Il y eut « Nénesse » ainsi appelait-on l’Abbé Ernest Deschamps avec effronterie mais affection, et il y en a eu beaucoup d’autres, Georges Heissat, Jacques Soisson, Jean Garnault, Emile Martin, Jean-Claude Hamel-Guy Roux, premier tandem, Jean-Pierre Soisson, Gérard Bourgoin, Claude Laguillaumie, Michel Chauffournais pour ne citer que des chefs de chantier. Des dirigeants qui étaient aussi pour la plupart impliqués dans la vie municipale, élus par leurs concitoyens. Jean-Pierre Soisson, maire d’Auxerre (1971-1998) se plaît à rappeler qu’aucune grande décision concernant la ville n’était prise sans avoir consulté Guy Roux  (ils étaient ensemble au lycée Jacques-Amyot) et inversement, lorsqu’il s’agissait de l’AJA.

Comment s’étonner que la formation soit la pierre angulaire du développement de l’AJA dès lors qu’elle est inscrite dans les statuts écrits par l’Abbé-Deschamps en 1905 ? Former pour faire grandir et élever. Le credo identitaire s’est transformé en modèle économique pour exister et progresser. C’est ainsi qu’Auxerre a généré nombre de joueurs de talent à renommée internationale, dont Ferreri, Cantona, Boli, Bats, Martini, Goma, Kapo, Diaby,Prunier,Sagna, Vahirua, Perrier-Doumbé, Kaboul, Cissé, Mexès et en a fait renaître d’autres, Laurent Blanc, Enzo Scifo … Comme une PME, l’AJA a besoin de vendre ses produits pour pérenniser son action.

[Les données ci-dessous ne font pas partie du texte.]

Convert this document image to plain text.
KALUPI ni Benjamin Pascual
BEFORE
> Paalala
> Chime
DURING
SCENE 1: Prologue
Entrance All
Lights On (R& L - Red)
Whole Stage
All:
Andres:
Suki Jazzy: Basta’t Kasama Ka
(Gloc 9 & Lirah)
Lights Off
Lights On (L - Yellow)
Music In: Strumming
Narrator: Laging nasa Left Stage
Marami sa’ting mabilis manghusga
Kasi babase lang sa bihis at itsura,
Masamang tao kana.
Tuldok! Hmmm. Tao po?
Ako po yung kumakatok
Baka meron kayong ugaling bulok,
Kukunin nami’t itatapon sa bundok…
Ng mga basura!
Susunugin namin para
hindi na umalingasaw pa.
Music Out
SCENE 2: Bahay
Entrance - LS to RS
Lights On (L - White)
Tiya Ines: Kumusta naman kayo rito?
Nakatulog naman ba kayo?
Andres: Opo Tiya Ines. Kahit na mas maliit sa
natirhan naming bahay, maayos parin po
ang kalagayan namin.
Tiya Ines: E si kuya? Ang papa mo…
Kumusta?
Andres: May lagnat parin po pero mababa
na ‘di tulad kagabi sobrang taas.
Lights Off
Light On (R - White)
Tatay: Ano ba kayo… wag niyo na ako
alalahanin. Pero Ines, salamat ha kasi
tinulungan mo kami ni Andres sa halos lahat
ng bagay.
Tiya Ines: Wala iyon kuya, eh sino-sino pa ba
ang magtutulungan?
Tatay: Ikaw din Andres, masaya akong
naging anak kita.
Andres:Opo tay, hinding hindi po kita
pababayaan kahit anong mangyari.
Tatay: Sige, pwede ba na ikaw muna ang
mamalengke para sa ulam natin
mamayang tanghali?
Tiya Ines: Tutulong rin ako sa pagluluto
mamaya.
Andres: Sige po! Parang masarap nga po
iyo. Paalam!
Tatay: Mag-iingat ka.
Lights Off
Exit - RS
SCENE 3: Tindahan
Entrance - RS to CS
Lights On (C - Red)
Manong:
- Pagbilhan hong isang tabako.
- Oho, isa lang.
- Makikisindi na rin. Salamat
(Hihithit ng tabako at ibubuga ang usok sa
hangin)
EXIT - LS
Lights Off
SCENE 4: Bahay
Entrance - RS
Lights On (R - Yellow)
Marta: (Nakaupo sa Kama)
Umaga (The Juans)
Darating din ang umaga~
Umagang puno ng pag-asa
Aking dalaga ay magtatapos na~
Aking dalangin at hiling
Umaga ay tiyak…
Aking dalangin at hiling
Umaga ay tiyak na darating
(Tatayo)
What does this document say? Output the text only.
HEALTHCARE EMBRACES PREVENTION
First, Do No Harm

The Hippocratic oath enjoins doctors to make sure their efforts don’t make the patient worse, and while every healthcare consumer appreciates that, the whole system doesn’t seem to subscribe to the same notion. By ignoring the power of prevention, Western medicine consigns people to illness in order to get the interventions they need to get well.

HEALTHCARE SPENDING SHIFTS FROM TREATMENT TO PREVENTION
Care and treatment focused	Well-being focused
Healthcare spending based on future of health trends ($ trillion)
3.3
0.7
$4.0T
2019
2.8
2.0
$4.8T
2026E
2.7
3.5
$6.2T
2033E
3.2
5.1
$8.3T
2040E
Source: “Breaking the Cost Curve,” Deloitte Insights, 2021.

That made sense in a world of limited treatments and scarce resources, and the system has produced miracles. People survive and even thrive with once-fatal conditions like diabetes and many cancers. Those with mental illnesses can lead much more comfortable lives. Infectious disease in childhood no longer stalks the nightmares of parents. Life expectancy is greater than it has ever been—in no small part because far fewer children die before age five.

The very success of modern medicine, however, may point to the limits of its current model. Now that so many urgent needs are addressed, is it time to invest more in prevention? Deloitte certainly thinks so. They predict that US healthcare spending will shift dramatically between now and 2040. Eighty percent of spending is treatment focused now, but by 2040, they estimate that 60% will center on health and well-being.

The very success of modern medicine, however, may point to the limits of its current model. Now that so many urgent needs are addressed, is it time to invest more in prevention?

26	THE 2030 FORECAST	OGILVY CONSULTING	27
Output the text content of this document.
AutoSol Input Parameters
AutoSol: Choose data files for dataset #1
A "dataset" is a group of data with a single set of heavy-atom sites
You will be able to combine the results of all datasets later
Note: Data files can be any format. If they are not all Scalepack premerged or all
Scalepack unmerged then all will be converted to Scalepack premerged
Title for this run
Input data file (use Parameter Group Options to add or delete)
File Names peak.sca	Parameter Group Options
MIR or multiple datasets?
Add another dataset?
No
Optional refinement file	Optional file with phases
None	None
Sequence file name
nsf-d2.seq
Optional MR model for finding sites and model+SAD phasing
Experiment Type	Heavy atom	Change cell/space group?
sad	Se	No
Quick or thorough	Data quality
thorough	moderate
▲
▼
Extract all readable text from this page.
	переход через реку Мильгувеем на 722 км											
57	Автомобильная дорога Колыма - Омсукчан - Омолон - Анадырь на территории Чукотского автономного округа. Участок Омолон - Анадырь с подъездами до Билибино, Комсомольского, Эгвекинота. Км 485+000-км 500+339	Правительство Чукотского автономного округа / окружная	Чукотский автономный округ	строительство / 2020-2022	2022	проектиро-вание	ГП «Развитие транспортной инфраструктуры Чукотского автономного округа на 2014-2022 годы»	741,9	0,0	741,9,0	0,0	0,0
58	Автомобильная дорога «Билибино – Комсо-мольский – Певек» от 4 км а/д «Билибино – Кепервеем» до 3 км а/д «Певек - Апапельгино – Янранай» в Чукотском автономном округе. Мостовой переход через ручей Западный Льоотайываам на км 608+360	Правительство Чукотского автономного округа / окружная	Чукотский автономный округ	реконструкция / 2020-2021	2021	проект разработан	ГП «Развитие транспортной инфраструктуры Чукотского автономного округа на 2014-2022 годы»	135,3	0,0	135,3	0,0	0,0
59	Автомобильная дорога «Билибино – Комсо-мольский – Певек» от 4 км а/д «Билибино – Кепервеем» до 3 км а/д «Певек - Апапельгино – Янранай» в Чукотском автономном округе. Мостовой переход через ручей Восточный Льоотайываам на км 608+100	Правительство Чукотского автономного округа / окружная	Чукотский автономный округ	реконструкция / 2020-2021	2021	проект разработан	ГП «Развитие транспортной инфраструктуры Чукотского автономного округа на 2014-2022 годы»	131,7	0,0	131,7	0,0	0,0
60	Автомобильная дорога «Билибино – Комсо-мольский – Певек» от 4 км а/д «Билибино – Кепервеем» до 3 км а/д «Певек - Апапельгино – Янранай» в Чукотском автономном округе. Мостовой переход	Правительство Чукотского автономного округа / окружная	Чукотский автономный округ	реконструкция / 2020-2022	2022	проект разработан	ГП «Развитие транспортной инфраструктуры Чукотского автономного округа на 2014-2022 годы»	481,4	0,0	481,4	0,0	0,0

Le cours de dactylographie des premiers pensionnaires du centre de formation de la route de Vaux : Assis : de gauche à droite, Daniel DUTUEL, Basile BOLI et Eric CANTONA

Continuité dans la progression, travail, discipline, respect, raison et mesure, audace et innovation : l’apprentissage du professionnalisme a duré quatre ans puis l’investissement dans la formation a porté ses fruits régulièrement, avec comme pour toutes récoltes, des années meilleures que d’autres. Une formation qui s’exporte et s’est exportée en Bulgarie, au Congo et en région parisienne.

Le paradis perdu

Les résultats ont suivi en France comme sur les terrains d’Europe foulés depuis 1984 face au Sporting de Lisbonne. Première Coupe de France remportée en 1994, quart et demi-finale Uefa contre la Fiorentina et le Borussia Dortmund, doublé historique coupe-championnat en 1996, quart de finale de la Ligue des Champions en 1997, troisième coupe de France en 2003, quatrième en 2005 et annonce de retraite de Guy Roux. Sans compter les six coupes Gambardella couronnant l’équipe juniors.

Pour sa première participation en Ligue des Champions, l'AJA a réussi l'exploit de battre l'AJAX Amsterdam et les Glasgow Rangers avant de s'incliner en quarts face à Dortlmund aux tirs au but. Thomas Deniaud l'auteur des deux buts Auxerrois de la tête, à Ibrox Park le 25 septembre 1996 (DR)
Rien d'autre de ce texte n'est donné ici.